When have I ever messed up a set of heads? IF, IF you had the seats ground and the valves done in a machine; hand lapping has already done the damage to a good seal.. Remember now... if.
I'd go for the shop experience. Let them do it. That way you have some recourse in the event something is not to your liking. I normally like to do as much as I can myself, but some stuff is better left to the guys at the machine shop. Heads are where the power comes from. You don't want to take a chance at uckfaying up where the power comes from......Again. I say this in fun, not to be an all knowing mans member. Hell I'm 3 sheets out as I type. But some of my best logic is drunk logic.:Handshake
maradic acid you can get it at home depot or lowes. pour it into a plastic spray bottle for chemicals set them out away from everything and spray them down inside and out. Let them sit then just spray off with water. Water kills the acid. Might have to do them a couple of times but it will get them clean. make sure you use rubber gloves and eye protection. Works the best in the sun but be careful it is acid and it will burn you bad. Neet part is when it starts to cook it smokes. And you can't use to much the more the better. If you can get it to puddle it really eats. Also works good on your concrete driveway to remove oil stains.

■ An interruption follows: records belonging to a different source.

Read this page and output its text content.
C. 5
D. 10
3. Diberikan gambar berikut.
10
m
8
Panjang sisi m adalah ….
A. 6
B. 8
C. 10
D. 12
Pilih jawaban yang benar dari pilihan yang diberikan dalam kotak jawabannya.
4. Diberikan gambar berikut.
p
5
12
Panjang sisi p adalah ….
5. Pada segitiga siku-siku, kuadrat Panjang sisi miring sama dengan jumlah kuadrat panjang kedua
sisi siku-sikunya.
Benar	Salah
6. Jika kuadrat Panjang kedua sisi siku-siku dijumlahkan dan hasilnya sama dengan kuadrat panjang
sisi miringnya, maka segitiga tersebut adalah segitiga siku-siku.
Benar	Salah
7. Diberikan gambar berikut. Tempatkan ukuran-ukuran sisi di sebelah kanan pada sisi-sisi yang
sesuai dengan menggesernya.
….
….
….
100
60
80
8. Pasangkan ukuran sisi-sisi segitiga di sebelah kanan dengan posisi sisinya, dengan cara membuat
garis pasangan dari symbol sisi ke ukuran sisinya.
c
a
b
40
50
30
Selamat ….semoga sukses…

I used it in my garage before I put down the epoxy coating. It bubbled and smoked, burned my lungs, but etched the concrete really good. The epoxy paint stuck so well that I can roll my wheel dollies over it, or jack up the car on jack stands or roll it around on my jack, and it doesn't flake or chip off.
I love the stuff I use it for alot of things another good use if your toilet doesn't flush right pour some down it and flush. And yes it needs to be used in a highly ventalated area.
I use muratic acid all the time, but I have never had it degrease things. I use it on my concrete cutting equipment to etch the concrete slurry off of the stuff. It burns the concrete right off the metal, but any oils stay behind... no matter how much I use. After aciding my stuff, I then spray it with Purple Power, let it sit for just a moment, then hose it off. This takes off all the grease, diesel, and oil that the acid leaves. You MUST put soap or baking soda on your aluminum, iron, or steel after getting muratic acid on it! If you don't, the residue will cause major rust (or powdering in the case of aluminum). You MUST neutralize the acid. Water does not neutralize acid.
And another 2 minutes writing a post.... I am just going to play it safe. I will degree the cam this weekend and check my valve-piston clearances, then let the shop hot tank it next week. I am broke right now so I really am not in a hurry.
Back in the days before steam cleaners and car washes.(hint) They used the crystal Drain O in a 55 gallon drum to clean blocks and such. I did this one time with a block, Cleaned it very well, only problem it cleaned the water jackets so well it found a thin place in the casting. Saved me a lot of time and money, ( i was in the process of rebuilding the motor, Till i found the hole)
I used this technique to remove rust on small part of my Grand Am and it work real well!! It just take time but it work perfectly! I saw this in a magazine and they use it on head and even with a seize engine!! Took 2 days for the engine to free up! The setup that is use on the link you post is very interesting...will try it for sure! Thanks for sharing!
i agree, and only a buck a can. got to a dollar store and load up. used it on my block, heads, engine bay, just dont let it sit on aluminum to long, it turned my intake black.
Well, I tried the oven cleaner, and surprisingly, it worked pretty well. But nothing like a good hot-tanking. I dropped them off at the shop today and will pick them up Monday or tuesday, with a fresh .010 shaved off the bottom.